Let $\triangle ABC$ a triangle, and $P$ a point inside $\triangle ABC$. Let $D$, $E$, $F$ mid points of $\overline{AP}$, $\overline{BP}$ and $\overline{CP}$ respectively and $L=\overline{BF}\cap\overline{CE}$, $M=\overline{CD}\cap\overline{AF}$, $N=\overline{AE}\cap\overline{BD}$.
- Prove that the hexagon $DNELFM$ has one third the area of the $\triangle ABC$
- Prove that the diagonals $\overline{DL}$, $\overline{FN}$, $\overline{ME}$ of the hexagon $DNELFM$ concur at one point.
I already proved part 1, but I'm having trouble with part 2 of this question, any advices?
This is pretty simple by exploiting vectors or affine maps.

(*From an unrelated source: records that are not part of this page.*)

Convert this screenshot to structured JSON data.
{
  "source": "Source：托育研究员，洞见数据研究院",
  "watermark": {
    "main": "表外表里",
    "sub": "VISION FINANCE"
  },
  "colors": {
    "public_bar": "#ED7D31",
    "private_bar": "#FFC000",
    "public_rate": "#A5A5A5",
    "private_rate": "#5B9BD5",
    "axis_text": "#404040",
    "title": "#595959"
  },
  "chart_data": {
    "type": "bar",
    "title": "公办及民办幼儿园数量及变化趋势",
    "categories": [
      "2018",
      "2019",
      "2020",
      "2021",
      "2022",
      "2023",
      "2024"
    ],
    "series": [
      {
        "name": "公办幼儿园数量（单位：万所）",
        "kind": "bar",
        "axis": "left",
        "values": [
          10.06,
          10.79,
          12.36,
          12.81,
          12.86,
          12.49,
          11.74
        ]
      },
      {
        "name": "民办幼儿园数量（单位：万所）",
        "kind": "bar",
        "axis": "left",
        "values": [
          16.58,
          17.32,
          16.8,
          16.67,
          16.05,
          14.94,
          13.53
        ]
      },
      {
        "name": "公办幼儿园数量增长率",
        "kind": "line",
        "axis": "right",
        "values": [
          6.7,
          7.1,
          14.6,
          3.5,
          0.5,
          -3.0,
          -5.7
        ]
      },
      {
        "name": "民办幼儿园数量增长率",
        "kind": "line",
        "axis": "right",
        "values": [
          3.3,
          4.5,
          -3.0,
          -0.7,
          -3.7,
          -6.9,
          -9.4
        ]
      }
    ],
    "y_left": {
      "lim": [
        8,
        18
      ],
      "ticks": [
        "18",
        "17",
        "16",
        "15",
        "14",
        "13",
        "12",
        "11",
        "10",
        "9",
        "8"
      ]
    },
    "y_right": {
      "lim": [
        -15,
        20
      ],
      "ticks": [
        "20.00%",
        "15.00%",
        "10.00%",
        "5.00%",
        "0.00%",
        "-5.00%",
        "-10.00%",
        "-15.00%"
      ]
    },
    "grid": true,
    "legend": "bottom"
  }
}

$D$ is the midpoint of $AP$, hence $D=\frac{A+P}{2}$. $L$ is the centroid of $BCP$, hence $L=\frac{B+C+P}{3}$. $$2D+3L=A+B+C+2P = 3G+2P = 2E+3M = 2F+3N$$ hence the diagonals of $DMFLEN$ meet at $\frac{3}{5}G+\frac{2}{5}P$ with $G$ being the centroid of $ABC$.